Guerre en UkraineÀ Boutcha, retour difficile à une certaine normalité
Des habitants de la banlieue de Kiev, devenue un symbole de la brutalité des forces russes, ont retrouvé un semblant de vie normale.
Dans une cour à l’arrière d’une grande maison de Boutcha, banlieue de Kiev devenue un symbole de la brutalité des forces russes, Maxime dîne ce soir-là, au calme, avec son épouse et ses voisins.
Il y a environ trois mois, des soldats russes fouillaient sa maison et dormaient dans la chambre d’enfants. La famille était partie à l’époque: Anna, la maman, se trouvait en Roumanie et Maxime avait emmené les deux enfants dans une zone plus sûre de l’Ouest ukrainien, après le début de l’invasion russe, le 24 février.

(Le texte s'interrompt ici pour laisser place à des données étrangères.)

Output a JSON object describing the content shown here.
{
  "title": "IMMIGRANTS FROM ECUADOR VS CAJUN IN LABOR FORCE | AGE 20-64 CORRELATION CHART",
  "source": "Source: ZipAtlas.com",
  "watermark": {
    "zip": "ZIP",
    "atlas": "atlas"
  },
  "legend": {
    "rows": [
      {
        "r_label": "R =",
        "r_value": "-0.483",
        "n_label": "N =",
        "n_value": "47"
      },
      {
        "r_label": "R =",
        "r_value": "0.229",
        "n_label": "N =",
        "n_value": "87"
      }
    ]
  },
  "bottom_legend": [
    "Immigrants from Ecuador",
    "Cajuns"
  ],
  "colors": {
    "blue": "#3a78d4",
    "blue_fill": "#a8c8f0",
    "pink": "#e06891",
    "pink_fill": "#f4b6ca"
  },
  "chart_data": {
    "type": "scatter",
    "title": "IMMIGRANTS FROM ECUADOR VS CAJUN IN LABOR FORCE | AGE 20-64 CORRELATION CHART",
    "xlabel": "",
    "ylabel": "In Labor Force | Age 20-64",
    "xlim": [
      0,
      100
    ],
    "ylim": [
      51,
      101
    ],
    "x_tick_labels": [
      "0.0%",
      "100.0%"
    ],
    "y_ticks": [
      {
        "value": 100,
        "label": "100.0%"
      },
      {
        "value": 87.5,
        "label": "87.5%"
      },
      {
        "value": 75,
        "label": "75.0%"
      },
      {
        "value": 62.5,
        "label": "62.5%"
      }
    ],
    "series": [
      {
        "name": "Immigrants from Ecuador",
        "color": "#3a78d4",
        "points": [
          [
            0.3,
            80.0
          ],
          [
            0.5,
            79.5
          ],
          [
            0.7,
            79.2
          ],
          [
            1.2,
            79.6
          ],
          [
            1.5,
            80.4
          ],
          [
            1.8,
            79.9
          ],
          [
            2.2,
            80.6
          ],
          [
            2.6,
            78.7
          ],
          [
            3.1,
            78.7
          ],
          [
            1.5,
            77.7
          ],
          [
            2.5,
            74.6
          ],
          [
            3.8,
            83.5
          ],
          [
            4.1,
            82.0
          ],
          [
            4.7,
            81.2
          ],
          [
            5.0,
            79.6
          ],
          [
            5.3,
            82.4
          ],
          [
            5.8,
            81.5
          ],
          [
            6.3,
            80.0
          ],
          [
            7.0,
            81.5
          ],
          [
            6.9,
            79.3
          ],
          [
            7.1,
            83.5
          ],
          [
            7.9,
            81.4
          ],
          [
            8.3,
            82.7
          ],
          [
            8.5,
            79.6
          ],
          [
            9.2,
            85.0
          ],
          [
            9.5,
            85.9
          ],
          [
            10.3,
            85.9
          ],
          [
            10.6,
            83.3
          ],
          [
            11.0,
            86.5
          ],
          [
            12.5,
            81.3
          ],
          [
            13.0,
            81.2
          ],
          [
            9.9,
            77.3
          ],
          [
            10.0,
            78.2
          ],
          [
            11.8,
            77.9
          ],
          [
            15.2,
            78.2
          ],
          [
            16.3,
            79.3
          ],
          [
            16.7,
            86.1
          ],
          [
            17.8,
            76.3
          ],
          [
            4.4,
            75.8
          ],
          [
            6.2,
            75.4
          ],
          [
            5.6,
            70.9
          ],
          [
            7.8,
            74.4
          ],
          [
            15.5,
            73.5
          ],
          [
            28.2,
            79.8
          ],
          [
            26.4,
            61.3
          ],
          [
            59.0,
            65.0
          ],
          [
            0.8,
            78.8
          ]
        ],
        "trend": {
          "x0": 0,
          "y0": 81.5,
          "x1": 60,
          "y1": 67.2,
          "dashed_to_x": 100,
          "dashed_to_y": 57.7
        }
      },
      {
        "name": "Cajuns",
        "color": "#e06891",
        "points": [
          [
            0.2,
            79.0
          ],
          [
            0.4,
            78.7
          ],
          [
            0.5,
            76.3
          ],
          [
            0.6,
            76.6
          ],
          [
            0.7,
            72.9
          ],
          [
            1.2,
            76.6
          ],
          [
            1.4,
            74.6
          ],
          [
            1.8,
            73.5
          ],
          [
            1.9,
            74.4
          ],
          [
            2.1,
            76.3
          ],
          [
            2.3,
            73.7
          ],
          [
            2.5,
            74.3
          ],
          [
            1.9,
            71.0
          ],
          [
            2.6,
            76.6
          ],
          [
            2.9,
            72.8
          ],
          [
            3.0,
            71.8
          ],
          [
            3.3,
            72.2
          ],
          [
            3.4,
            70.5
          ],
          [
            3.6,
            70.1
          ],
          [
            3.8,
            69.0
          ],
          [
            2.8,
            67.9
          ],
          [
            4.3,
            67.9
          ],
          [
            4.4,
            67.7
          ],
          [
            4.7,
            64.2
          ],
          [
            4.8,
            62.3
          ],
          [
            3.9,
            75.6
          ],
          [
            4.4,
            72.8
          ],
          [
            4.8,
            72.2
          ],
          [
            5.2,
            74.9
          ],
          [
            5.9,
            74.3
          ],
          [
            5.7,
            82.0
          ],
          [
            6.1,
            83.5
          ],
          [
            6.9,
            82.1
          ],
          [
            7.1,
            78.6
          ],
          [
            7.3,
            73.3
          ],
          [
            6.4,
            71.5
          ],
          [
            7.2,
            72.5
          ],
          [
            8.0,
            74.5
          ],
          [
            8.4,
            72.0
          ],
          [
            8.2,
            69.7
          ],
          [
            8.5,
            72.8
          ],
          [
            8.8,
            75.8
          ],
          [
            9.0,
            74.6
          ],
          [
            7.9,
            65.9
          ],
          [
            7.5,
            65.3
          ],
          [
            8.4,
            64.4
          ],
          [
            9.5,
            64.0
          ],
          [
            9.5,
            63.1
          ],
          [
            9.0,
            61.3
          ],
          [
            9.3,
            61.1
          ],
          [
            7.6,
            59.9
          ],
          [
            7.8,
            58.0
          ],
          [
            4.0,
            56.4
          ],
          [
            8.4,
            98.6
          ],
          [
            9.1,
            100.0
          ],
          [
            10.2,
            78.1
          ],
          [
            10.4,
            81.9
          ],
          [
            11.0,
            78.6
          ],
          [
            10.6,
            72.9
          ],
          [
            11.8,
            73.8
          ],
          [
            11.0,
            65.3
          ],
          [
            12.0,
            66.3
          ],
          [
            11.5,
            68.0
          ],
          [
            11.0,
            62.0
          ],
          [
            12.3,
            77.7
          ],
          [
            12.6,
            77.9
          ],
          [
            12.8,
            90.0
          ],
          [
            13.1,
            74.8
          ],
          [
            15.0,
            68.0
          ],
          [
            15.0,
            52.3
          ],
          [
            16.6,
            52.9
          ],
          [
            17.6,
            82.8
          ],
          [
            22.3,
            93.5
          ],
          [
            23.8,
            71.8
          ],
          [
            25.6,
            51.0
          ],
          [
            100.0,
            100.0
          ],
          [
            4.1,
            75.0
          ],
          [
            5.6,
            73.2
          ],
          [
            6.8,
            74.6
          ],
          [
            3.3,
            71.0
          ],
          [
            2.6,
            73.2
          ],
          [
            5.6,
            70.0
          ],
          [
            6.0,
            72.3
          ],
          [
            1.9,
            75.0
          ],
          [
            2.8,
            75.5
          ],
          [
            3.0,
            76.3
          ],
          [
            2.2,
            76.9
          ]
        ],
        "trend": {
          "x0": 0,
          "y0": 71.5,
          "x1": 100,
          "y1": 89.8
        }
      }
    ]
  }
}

Aujourd’hui, toute la famille est réunie autour de la table et Maxime, un webdesigner âgé de 36 ans, observe: «Dans cette atmosphère, je me sens comme si rien ne pouvait arriver et que la vie est normale. Mais nous savons qu’il y a une guerre et qu’aucun endroit n’est sûr en Ukraine en ce moment».
Abri de soldats russes
Sa maison, une bâtisse neuve de deux étages, n’a subi que des dommages mineurs durant l’occupation russe. Elle est située en bordure de Boutcha, banlieue au nord-ouest de Kiev, où d’autres familles avec de jeunes enfants venues de la capitale ont choisi de s’installer pour goûter une vie plus tranquille.
«Les soldats russes ont dormi dans notre maison deux ou trois nuits, ont tout mangé dans notre frigo et nous ont laissé ceci», dit-il en montrant un paquet de ration militaire russe.
En février, l’armée russe, qui tentait alors d’encercler Kiev, a pénétré dans Boutcha. Quand les forces en ont repris le contrôle un mois plus tard, des atrocités commises contre des civils ont été mises au jour. Le 2 avril, des journalistes de l’AFP ont découvert dans la rue Iablounska 20 corps de civils abattus.
Dans cette même rue, trois mois plus tard, des enfants se promènent, écouteurs sur les oreilles, des hommes rentrent du travail et d’autres s’activent à réparer les dégâts des combats.
Devant un immeuble, une femme blonde a les yeux fixés sur les cicatrices laissées sur l’édifice par des tirs d’artillerie, puis tourne la tête et soupire.
À quelques kilomètres de la rue Iablounska, une voisine de Maxime et Anna, Nastya Glyieva, pâtissière de 36 ans, se trouvait elle-aussi en Roumanie, quand les soldats russes sont arrivés à Boutcha.
Pour ne pas rester prisonnière des informations, elle a travaillé comme bénévole à Filaret, une gare routière de Bucarest, devenue un point de transit pour les réfugiés ukrainiens.
«L’enseignante de ma fille de 11 ans et toute sa famille ont été tués», confie-t-elle. «Et je ne sais pas comment lui dire cela». «Quasiment tous les jours nous entendons retentir des engins explosifs désamorcés par notre armée», ajoute-t-elle. «Au début, cela me faisait sursauter, mais maintenant c’est devenu normal.»
Sa maison, achetée il y a un an, a été épargnée par les combats. Son beau-frère, Dmitri Gliev, est venu y habiter. Ce cuisinier âgé de 20 ans a vécu auparavant quasiment un mois sous occupation russe dans son petit village près de Tchernobyl, repris depuis par les forces ukrainiennes.
«Fin février, nous étions sous complète occupation, il y avait plus de mille Russes dans notre village», raconte Dmitri. «On nous a dit que ça ne durerait pas longtemps mais ils sont restés là pendant un mois.»
«Au début, j’avais très peur, j’avais mis mon matelas dans la salle de bains et je suis resté là durant trois jours», poursuit-il. «Nous faisions notre farine nous-mêmes avec du blé et nous cuisions le pain confectionné avec». Dmitri est à présent chargé du barbecue pour le dîner chez Maxime.
«S’ils avaient pris Kiev, il n’y aurait plus d’Ukraine, de liberté, de culture ukrainienne, juste «une petite Russie», observe Maxime. «Mais moi je ne vivrais jamais dans un pays comme ça.»